Abstract

Infectious diseases are a significant problem in oyster aquaculture, causing immense production losses. The protozoan parasites, Perkinsus marinus and Haplosporidium nelsoni, have generated losses estimated in the hundreds of millions of dollars over the last 35-45 years on the east coast of the United States. The relationship between parasites and defense mechanisms of oysters is unclear. A better understanding of the immunopathologic association may reduce these economic losses. We have designed assays to quantify the defense mechanisms of the Eastern Oyster (Crassostrea virginica) at the single cell level utilizing flow cytometry, which allows the discrimination of subpopulations of hemocytes. Phagocytosis of fluorescent microspheres was used to assess phagocytosis, the first line of defense that allows the engulfment of foreign microorganisms. The respiratory burst, the ability of cells to generate oxygen free radicals in order to kill and destroy the phagocytized microorganisms, was measured as the increase in dichlorofluorescein-associated fluorescence upon stimulation.
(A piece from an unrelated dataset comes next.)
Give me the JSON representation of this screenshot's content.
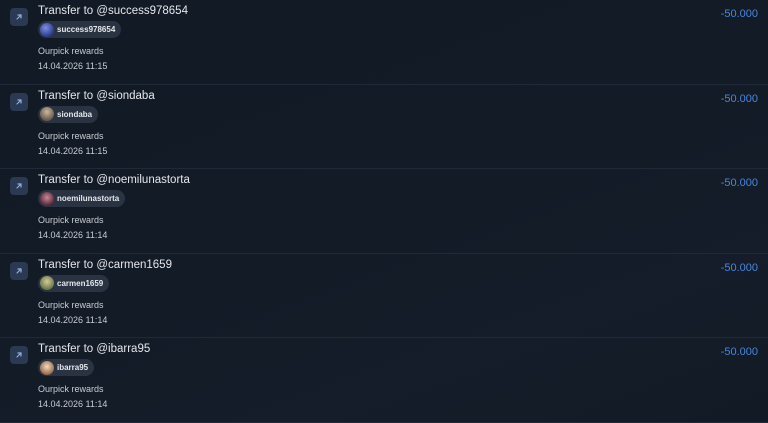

Three sub-populations of hemocytes (granulocytes, hyalinocytes, and intermediate cells) were identified with unique functional characteristics. Granulocytes were the most active at phagocytosis and respiratory burst, while hyalinocytes were relatively inactive. Natural Killer (NK) cell-like activity was detected in oyster hemocytes, and was stimulated by human recombinant IL-2. TUNEL and Annexin V assays allowed quantification of hemocyte apoptosis, an important mechanism to induce cell death, which was detected at a higher frequency in dividing cells. We also demonstrated the influence of environmental conditions, such as temperature and salinity, on the immune functions of oyster hemocytes, suggesting that they could influence disease susceptibility. Similarly, we demonstrated that experimental infection with P. marinus influenced the induction of apoptosis in oyster hemocytes. Overall, flow cytometry can rapidly, accurately, and directly quantify the morphology and function of a large number of individual cells, and will lead to a better understanding of the bivalve immune system and susceptibility to disease under different environmental conditions.